Real quick: Blood Brother is a documentary. In it, Rocky leaves everything to help children infected with HIV living in an orphanage in India. The film is incredible. I mean, incredible. At first, I was scared to watch the film because I didn’t want to feel saddened by children suffering and dying of AIDS. But I know so many of the special people who put this big story together. I know the directors wife really well along with her family. My husband lived with them for a while. So I had to support them— I had to, they all worked extremely hard on this project.

Being a writer, I’m always looking at everything through that lens. What can I learn? How will this make me a better writer? Naturally, I asked myself these questions after watching the movie. At one point in the film Rocky says, “I think some people think I’m crazy.” I don’t. Rocky taught me a lot through this documentary, and I can’t cover it all, but here are five things that I learned as a writer.

1. Heart- This is so important. Writers gotta have a lot of heart! Others may say passion is key. Passion alone can be a wrecking ball, so singularly focused on a goal and self-driven, and tragically running over anyone that gets in the way. And that’s not always a good thing. Heart, on the flip side, is a mix of passion and humility. Writers need to care about the readers and other writers. But it always troubles me seeing authors bash each other on reviews. I’m not discouraging honest reviews. However, if they remember an actual human being wrote the work they’re critiquing, it would probably help them filter mean, nasty comments.
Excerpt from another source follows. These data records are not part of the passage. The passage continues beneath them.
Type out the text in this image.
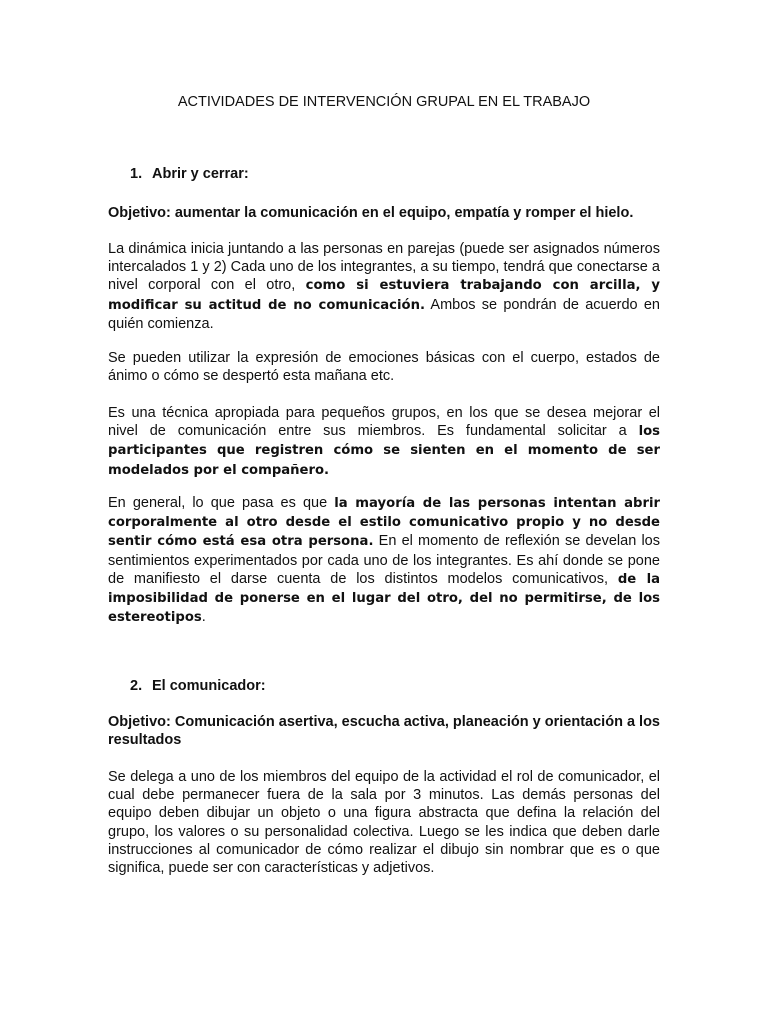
ACTIVIDADES DE INTERVENCIÓN GRUPAL EN EL TRABAJO

1. Abrir y cerrar:

Objetivo: aumentar la comunicación en el equipo, empatía y romper el hielo.

La dinámica inicia juntando a las personas en parejas (puede ser asignados números intercalados 1 y 2) Cada uno de los integrantes, a su tiempo, tendrá que conectarse a nivel corporal con el otro, como si estuviera trabajando con arcilla, y modificar su actitud de no comunicación. Ambos se pondrán de acuerdo en quién comienza.

Se pueden utilizar la expresión de emociones básicas con el cuerpo, estados de ánimo o cómo se despertó esta mañana etc.

Es una técnica apropiada para pequeños grupos, en los que se desea mejorar el nivel de comunicación entre sus miembros. Es fundamental solicitar a los participantes que registren cómo se sienten en el momento de ser modelados por el compañero.

En general, lo que pasa es que la mayoría de las personas intentan abrir corporalmente al otro desde el estilo comunicativo propio y no desde sentir cómo está esa otra persona. En el momento de reflexión se develan los sentimientos experimentados por cada uno de los integrantes. Es ahí donde se pone de manifiesto el darse cuenta de los distintos modelos comunicativos, de la imposibilidad de ponerse en el lugar del otro, del no permitirse, de los estereotipos.

2. El comunicador:

Objetivo: Comunicación asertiva, escucha activa, planeación y orientación a los resultados

Se delega a uno de los miembros del equipo de la actividad el rol de comunicador, el cual debe permanecer fuera de la sala por 3 minutos. Las demás personas del equipo deben dibujar un objeto o una figura abstracta que defina la relación del grupo, los valores o su personalidad colectiva. Luego se les indica que deben darle instrucciones al comunicador de cómo realizar el dibujo sin nombrar que es o que significa, puede ser con características y adjetivos.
2. Love- Need I say more? Well, just a little. Every story is about love. Even your story. Don’t forget what you love about writing. Even when it gets crazy-hard and you hate your work and think no one really cares. Remember why you fell in love with writing, and hold on to it when you get a negative review, have to start over, or when your book doesn’t sell.

3. Inspiration- Find this, and if you lose it, search for it until you find it again.  Inspiration is the magic; it’s powerful enough to separate the talented from the phenomenal.

4. Take Risks- It’s okay. Go for it—take the plunge! Be different, not for the sake of being different, but do what works best for your story. Even if it’s never been done. Ask any successful writer, ask any successful person for that matter, and they all take risks. Risks are how dreams become reality.

5. Ownership- In the movie Rocky does everything in the orphanage from cleaning gutters to cleaning and caring for children’s wounds. He “owned” his role in the orphanage. And whether you’re going traditional or self-publishing, take ownership of your work. No one cares about your characters like you do. Seriously, no one’s going to mull over that perfect word you used in a scene that took you days to decide on. You’ll also need to pay attention to all aspects of the business. From marketing to editing. Do whatever needs to be done because at the end of it all, it’s your name, your work, and your story that’s building a reputation.

What are you learning about being a writer?